From the 2014 AGM reports:
We enjoyed another fine day of monitoring on the Bush Heritage flagship property of Scottsdale, near Bredbo, on 16 October 2013. This project was started in 2008, and FOG has continued to conduct yearly grassland monitoring to assess the impact of differing regimes on the growth and abundance of African Lovegrass (ALG) and native species.
This year we had 10 enthusiastic volunteers to assist with running out lines, taking photos, and filling out the monitoring sheets. We broke up into 3 groups, one to monitor the original sites where cattle are grazed at various intensities, and two groups to monitor the newer sites where we are assessing the change in relative dominance of native grasses and ALG where there is no domestic stock grazing pressure.
During our lunch break we enjoyed a spontaneous inspection of Sue’s wonderful nursery, and marvelled at the way she casually says that she puts in the seeds and “up they come”! That certainly doesn’t happen in my garden!

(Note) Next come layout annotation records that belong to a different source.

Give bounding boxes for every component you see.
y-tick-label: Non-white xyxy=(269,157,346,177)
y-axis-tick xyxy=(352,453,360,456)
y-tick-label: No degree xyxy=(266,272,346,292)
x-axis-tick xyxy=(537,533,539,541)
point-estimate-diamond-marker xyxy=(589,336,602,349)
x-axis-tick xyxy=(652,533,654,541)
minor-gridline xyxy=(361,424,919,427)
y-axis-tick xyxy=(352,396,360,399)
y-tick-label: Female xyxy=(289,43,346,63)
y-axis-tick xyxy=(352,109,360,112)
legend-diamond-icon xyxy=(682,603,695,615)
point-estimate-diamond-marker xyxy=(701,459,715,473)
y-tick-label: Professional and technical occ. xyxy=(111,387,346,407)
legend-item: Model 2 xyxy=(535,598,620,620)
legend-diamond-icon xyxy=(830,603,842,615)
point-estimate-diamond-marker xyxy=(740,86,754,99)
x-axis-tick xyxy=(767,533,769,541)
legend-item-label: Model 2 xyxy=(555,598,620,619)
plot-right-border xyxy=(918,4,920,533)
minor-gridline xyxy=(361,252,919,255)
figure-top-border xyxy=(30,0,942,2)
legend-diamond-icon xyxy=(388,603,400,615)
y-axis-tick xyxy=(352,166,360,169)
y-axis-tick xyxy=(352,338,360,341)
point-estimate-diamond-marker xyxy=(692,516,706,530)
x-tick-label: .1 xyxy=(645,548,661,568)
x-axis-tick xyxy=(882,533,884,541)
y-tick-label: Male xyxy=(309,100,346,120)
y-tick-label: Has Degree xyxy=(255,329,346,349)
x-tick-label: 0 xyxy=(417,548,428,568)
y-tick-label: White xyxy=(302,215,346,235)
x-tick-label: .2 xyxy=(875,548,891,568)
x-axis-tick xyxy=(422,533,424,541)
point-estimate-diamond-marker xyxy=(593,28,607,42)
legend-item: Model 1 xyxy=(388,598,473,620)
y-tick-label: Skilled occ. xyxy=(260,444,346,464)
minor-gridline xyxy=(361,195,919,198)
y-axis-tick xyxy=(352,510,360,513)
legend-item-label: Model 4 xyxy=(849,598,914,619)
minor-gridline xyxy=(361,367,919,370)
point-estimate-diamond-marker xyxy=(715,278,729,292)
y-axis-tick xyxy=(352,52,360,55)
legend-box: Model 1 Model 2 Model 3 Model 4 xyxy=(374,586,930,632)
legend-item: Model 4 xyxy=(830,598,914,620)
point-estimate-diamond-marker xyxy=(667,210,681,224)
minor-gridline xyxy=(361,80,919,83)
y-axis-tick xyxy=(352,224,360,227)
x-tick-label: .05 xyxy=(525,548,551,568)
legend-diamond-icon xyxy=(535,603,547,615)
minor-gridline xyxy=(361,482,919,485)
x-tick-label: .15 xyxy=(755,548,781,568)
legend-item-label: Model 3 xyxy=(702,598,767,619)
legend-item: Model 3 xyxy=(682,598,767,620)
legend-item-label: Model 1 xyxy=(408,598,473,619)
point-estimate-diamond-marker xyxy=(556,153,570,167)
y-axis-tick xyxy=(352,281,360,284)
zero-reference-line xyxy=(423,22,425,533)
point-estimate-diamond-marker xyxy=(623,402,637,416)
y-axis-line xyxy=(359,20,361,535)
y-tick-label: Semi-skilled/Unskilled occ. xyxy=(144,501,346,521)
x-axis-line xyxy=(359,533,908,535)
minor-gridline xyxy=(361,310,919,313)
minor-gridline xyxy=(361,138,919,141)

There may be a change in the monitoring next year because there are no longer any cattle being grazed on Scottsdale, partially because it is not convenient to the farmer any more, but also because the ALG is very poor fodder, especially during winter. However, I presume that there is still value in the results even after the grazing has ceased. I will leave this up to Sarah and other FOG members to decide whether we continue to monitor these sites for the full 10 years.
My thanks to everyone who contributed to the day, especially Sarah who takes home all the monitoring sheets and photographs, and makes sense of our measurements. Hope to see you again next year.